The first thing I see in South Haven is a sprawling Wal-Mart Supercenter flanked by a nauseating parade of fast-food chains and gas stations. But faster than you can say “suburban Chicagoland,” I have reached the downtown, and all is forgiven.

Phoenix Street cuts through a cluster of eclectic shops – Biddy Murphy Celtic Gifts, Decadent Dogs, Renaissance (a “gypsy boutique”). More than 20 people are waiting outside for a bullhorn to announce their table at old-timey restaurant Clementine’s. Sherman’s Dairy Bar has a line out the door.

Some of the new-home communities underway here seem comparatively affordable. Mystic Home Builders, for instance, is advertising new single-families priced from the $160s. The developer’s latest project, the 122-unit Lighthouse Village (notice a theme?), is part of “Lifestyles of South Haven,” a 45-acre mixed-use development of shops, condos and houses.

I set out for the pier at South Beach, past families lounging on the white rocks, frat guys barbequing, and a group of rainbow-haired teenagers playing Hacky Sack. I even stumble on a couple in their late 70s stealing a kiss. On the beach, grown men are as excited about building sandcastles as their kids, and a guy named Roy asks me to take a photo of him and his fiancé in front of the towering red lighthouse.

I feel like I’m on the set of a Disney movie and decide to take off before everyone breaks out into song.

It’s after 9 p.m. when I grab a seat at the bar in Tello Italian Bistro and the bartender, 21-year-old Mona Iehl, brings me back down to earth. Over risotto, she tells me of the disparity between the coast, where vacationers have their cottages, and the residential part of town where local girls, she says, are advised not to walk alone at night. Still, she says, Chicagoans get what they’re looking for when they come here.

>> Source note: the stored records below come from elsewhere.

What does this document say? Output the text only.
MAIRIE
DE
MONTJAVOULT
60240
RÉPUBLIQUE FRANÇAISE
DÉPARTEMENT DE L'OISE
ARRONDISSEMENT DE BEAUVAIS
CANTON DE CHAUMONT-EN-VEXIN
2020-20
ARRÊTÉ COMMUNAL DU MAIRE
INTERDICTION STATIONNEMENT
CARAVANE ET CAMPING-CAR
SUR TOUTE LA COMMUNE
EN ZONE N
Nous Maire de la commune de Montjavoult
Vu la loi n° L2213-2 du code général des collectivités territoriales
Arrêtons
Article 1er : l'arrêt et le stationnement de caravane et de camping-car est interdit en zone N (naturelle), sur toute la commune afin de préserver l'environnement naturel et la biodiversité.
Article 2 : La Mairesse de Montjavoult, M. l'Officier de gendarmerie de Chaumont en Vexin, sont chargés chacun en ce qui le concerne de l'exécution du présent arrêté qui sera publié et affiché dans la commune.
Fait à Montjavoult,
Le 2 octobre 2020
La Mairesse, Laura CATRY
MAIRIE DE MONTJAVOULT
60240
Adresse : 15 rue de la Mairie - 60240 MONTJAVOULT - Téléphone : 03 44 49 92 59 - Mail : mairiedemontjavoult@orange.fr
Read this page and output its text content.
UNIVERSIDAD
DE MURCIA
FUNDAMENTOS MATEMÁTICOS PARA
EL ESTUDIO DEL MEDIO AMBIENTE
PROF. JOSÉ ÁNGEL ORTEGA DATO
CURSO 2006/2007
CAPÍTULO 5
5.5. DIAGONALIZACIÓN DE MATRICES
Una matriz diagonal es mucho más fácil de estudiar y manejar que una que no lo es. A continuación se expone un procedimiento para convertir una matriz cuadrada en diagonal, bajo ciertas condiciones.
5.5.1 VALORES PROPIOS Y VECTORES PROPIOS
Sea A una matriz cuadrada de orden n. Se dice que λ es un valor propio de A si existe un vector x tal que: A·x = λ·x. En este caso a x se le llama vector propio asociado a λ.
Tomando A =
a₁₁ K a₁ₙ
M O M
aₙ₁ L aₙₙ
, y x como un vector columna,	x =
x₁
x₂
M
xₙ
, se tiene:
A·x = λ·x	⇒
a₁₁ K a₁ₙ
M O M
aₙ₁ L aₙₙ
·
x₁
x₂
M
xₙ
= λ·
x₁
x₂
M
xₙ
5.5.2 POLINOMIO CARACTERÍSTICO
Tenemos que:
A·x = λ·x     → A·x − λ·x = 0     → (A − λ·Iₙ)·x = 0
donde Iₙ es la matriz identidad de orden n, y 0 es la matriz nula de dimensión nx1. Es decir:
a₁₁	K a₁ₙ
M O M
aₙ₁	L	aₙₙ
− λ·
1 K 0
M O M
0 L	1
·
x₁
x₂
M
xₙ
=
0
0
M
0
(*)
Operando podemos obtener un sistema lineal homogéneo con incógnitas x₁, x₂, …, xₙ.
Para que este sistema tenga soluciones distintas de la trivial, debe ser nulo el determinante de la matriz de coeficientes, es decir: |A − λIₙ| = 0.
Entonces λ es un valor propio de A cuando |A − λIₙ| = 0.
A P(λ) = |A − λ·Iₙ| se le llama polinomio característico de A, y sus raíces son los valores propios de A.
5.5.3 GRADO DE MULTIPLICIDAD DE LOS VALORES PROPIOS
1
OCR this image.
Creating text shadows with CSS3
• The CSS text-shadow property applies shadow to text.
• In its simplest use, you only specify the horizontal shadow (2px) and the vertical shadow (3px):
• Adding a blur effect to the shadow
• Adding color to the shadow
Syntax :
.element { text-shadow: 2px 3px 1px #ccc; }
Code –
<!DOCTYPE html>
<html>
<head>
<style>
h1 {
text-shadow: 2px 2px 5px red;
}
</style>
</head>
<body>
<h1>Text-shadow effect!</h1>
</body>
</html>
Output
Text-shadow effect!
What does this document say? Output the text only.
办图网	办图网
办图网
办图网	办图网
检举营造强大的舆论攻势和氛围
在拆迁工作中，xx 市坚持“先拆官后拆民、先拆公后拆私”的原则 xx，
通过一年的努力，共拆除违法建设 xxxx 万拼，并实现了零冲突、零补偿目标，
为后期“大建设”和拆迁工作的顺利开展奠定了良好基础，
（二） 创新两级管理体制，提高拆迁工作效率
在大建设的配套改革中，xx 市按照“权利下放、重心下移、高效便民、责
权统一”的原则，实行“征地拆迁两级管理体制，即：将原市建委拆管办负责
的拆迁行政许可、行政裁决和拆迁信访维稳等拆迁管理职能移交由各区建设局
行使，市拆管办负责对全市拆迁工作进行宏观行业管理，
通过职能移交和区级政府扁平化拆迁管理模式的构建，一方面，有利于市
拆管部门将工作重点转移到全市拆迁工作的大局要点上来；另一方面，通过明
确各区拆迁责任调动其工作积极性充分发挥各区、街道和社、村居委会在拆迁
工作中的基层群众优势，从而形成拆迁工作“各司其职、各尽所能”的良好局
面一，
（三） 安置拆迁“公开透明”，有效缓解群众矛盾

Mona tips me to the nightlife in town – thirty-somethings hang out at a couple of bars by the harbor, and most of the “older people” usually have gatherings at their cottages – but I’m beat.

I want to see so much more – art galleries and beaches and dunes and the Lake Michigan Shore Wine Trail – but there just isn’t enough time. No wonder so many people keep coming back.